The parallels between the stories of the ra’ayah and the Jews of the Exodus are as unexpected as they are tantalizing: both are coerced to engage in difficult work in the heat of a Middle Eastern day; both are subject to physical violence at the hands of enforcers; both struggle to act upon the obvious good of their beloveds; and, above all, both must struggle to achieve psychological freedom from youthful trauma. While Shir ha-Shirim and the larger arc of the Exodus end with intimacy (in the latter case, Matan Torah), both begin with an inner odyssey toward psychological freedom and self-discovery.
Seen from this perspective, we may appreciate a new dimension of the affinity between Shir ha-Shirim and Pesah. Each of these two storylines features not only relationships between caring parties, but an internal struggle in which one party (the woman or the Jewish people) struggles to overcome trauma in order to enter into a healthy relationship with her beloved. Shir ha-Shirim and the aftermath of the Exodus remind us that the process toward building healthy relationships, with God and any other loved one, begins from a journey within.
The past number of weeks have posed profound difficulties for nearly all of us, and trauma for far too many. In seeking to confront the sense of isolation so many of us are experiencing this year, perhaps there is at least something of a silver lining in the custom of reading Shir ha-Shirim on Pesah. We may turn to the model of the ra’ayah and the Jewish people, who were forced to turn inward in order to find the spiritual strength to establish full relationships with those surrounding them.

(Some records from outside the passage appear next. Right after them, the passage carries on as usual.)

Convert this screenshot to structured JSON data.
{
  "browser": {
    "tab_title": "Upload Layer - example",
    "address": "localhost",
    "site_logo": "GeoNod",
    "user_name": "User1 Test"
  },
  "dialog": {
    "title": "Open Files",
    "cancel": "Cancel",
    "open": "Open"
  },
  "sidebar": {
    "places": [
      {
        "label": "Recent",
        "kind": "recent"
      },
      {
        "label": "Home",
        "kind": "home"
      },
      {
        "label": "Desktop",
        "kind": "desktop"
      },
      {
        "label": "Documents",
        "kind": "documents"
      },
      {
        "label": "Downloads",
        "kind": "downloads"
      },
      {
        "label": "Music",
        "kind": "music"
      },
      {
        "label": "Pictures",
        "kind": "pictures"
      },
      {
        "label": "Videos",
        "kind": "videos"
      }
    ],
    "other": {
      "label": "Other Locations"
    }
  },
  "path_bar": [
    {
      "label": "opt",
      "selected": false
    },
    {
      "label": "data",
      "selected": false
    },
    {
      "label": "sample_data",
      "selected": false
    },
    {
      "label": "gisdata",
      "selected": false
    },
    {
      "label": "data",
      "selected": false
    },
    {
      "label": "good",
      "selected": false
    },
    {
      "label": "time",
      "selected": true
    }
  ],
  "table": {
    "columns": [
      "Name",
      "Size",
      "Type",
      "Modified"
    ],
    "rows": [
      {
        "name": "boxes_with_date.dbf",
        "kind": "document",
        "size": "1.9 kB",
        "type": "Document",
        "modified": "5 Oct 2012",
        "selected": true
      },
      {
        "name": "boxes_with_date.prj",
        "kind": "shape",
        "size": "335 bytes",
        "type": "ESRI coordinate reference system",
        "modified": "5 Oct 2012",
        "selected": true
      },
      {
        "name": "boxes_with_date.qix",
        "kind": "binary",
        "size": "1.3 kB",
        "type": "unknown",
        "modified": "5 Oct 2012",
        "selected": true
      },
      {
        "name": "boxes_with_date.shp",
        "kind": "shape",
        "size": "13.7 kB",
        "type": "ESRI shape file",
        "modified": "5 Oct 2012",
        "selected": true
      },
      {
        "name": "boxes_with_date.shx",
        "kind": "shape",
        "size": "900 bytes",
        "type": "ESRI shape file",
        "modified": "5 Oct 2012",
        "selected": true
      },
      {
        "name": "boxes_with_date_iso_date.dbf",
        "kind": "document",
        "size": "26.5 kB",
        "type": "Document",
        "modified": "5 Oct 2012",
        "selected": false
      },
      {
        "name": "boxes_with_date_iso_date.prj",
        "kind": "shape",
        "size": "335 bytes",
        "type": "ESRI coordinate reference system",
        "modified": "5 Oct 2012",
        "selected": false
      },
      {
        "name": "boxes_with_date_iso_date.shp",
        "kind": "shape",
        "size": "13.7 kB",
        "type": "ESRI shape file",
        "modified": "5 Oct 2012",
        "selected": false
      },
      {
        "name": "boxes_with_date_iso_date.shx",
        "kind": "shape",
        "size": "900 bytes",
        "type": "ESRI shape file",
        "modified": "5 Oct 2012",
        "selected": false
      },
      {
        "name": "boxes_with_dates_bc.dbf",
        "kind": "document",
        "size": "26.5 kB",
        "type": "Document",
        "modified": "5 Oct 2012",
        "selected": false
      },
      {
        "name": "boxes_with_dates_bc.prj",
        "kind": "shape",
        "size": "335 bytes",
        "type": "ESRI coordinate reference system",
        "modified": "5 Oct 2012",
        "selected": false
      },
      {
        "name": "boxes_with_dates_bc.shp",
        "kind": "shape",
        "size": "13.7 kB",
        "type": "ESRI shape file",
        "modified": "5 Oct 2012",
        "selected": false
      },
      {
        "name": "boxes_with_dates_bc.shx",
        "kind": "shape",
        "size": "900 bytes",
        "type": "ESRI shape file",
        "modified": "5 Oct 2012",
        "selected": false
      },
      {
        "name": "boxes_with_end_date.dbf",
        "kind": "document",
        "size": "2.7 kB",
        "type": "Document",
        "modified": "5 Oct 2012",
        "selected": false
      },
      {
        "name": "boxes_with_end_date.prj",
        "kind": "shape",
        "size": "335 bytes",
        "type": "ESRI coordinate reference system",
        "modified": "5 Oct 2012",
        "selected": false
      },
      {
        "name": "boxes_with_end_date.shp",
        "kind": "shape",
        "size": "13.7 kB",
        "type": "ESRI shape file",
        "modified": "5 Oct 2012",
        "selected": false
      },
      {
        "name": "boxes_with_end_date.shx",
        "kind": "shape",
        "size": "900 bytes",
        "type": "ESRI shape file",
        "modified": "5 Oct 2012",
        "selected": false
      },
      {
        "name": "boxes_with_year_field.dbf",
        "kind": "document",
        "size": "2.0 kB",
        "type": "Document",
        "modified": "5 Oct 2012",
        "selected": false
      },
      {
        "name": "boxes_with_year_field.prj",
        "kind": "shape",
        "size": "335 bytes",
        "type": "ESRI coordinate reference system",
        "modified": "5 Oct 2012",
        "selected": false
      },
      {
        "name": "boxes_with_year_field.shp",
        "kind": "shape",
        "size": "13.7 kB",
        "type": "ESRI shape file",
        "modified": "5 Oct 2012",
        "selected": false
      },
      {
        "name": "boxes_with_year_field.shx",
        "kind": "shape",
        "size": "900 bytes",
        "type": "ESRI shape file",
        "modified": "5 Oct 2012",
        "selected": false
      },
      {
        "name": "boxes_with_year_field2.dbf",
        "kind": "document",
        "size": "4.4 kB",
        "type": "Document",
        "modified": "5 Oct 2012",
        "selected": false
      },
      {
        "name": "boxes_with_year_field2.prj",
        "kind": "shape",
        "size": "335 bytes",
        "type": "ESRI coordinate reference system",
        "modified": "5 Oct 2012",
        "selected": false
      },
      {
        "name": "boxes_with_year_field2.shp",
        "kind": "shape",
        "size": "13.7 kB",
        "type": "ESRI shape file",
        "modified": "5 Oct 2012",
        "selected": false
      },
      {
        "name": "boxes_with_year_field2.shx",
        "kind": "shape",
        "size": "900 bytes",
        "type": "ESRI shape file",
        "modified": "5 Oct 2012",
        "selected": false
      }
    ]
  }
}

 This reading of Shir ha-Shirim is reinforced by the lesser-well known opinion in a well-known midrash regarding Shlomo’s age when he composed Shir ha-Shirim. A classic opinion (Shir ha-Shirim Rabbah 1:10) asserts that Shlomo was a youth, but another view maintains that he composed the three books attributed to him in the rabbinic tradition, Shir ha-Shirim, Mishlei, and Kohelet, at the same time. To this midrash we may add that the Gemara Bava Batra 14b, in listing the sefarim in Tanakh, enumerates Mishlei, Kohelet, and then Shir ha-Shirim. Rashi (s.v. shir), seeking to account for the language of the Gemara, writes that it appears Shlomo composed Shir ha-Shirim close to his old age. This view may lend itself toward a more sober view of the challenges posed throughout Shir ha-Shirim, and toward seeing it as a work written out of a place of pain that desperately anticipates a period of reunion.
 See my discussion, https://www.etzion.org.il/en/shiur-18-understanding-sefer-according-our-reading.
 See Alex Israel, https://www.etzion.org.il/en/beshalach-slave-mentality.
 Rabbi Joseph B. Soloveitchik on Pesach, Sefirat ha-Omer, and Shavuot, 147.